How do I write an arrow function in ES6 recursively?

Solution 1:

Writing a recursive function without naming it is a problem that is as old as computer science itself (even older, actually, since λ-calculus predates computer science), since in λ-calculus all functions are anonymous, and yet you still need recursion.

The solution is to use a fixpoint combinator, usually the Y combinator. This looks something like this:

(y => 
  y(
    givenFact => 
      n => 
        n < 2 ? 1 : n * givenFact(n-1)
  )(5)
)(le => 
  (f => 
    f(f)
  )(f => 
    le(x => (f(f))(x))
  )
);

This will compute the factorial of 5 recursively.

Note: the code is heavily based on this: The Y Combinator explained with JavaScript. All credit should go to the original author. I mostly just "harmonized" (is that what you call refactoring old code with new features from ES/Harmony?) it.

Solution 2:

It looks like you can assign arrow functions to a variable and use it to call the function recursively.

var complex = (a, b) => {
    if (a > b) {
        return a;
    } else {
        complex(a, b);
    }
};

Solution 3:

Claus Reinke has given an answer to your question in a discussion on the esdiscuss.org website.

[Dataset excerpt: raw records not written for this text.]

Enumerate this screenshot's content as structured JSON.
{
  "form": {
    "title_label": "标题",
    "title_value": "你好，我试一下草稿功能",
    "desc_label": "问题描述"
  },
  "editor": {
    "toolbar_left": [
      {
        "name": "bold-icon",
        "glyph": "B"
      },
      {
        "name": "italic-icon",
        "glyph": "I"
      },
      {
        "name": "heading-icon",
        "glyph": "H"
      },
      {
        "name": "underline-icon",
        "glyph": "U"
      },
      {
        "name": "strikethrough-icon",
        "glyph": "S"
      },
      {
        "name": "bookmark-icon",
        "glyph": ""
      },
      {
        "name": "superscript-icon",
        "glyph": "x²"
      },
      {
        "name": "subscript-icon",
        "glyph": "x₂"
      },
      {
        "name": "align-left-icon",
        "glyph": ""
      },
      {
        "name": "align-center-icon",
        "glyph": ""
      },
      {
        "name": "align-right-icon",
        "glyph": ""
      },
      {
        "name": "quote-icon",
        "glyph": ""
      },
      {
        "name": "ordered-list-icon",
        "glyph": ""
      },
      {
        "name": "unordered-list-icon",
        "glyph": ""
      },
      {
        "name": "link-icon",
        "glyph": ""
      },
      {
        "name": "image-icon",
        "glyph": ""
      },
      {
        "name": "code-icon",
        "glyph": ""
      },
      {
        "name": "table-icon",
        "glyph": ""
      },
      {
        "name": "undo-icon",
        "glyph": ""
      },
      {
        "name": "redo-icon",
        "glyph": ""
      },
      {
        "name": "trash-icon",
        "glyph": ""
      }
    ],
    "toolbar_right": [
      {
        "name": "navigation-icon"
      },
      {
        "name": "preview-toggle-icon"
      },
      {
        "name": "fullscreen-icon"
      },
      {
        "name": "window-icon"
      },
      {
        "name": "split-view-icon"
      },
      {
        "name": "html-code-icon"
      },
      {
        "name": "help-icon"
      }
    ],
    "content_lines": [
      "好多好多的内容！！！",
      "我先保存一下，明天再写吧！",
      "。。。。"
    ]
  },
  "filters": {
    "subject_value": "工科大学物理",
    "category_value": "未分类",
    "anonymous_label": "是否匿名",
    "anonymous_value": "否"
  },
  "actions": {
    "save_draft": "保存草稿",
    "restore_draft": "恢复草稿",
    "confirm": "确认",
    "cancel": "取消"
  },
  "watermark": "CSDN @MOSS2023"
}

In ES6 you have to define what he calls a recursion combinator.

 let rec = (f)=> (..args)=> f( (..args)=>rec(f)(..args), ..args )

If you want to call a recursive arrow function, you have to call the recursion combinator with the arrow function as parameter, the first parameter of the arrow function is a recursive function and the rest are the parameters. The name of the recursive function has no importance as it would not be used outside the recursive combinator. You can then call the anonymous arrow function. Here we compute the factorial of 6.

 rec( (f,n) => (n>1 ? n*f(n-1) : n) )(6)

If you want to test it in Firefox you need to use the ES5 translation of the recursion combinator:

function rec(f){ 
    return function(){
        return f.apply(this,[
                               function(){
                                  return rec(f).apply(this,arguments);
                                }
                            ].concat(Array.prototype.slice.call(arguments))
                      );
    }
}

Solution 4:

Use a variable to which you assign the function, e.g.

const fac = (n) => n>0 ? n*fac(n-1) : 1;

If you really need it anonymous, use the Y combinator, like this:

const Y = (f) => ((x)=>f((v)=>x(x)(v)))((x)=>f((v)=>x(x)(v)))
… Y((fac)=>(n)=> n>0 ? n*fac(n-1) : 1) …

(ugly, isn't it?)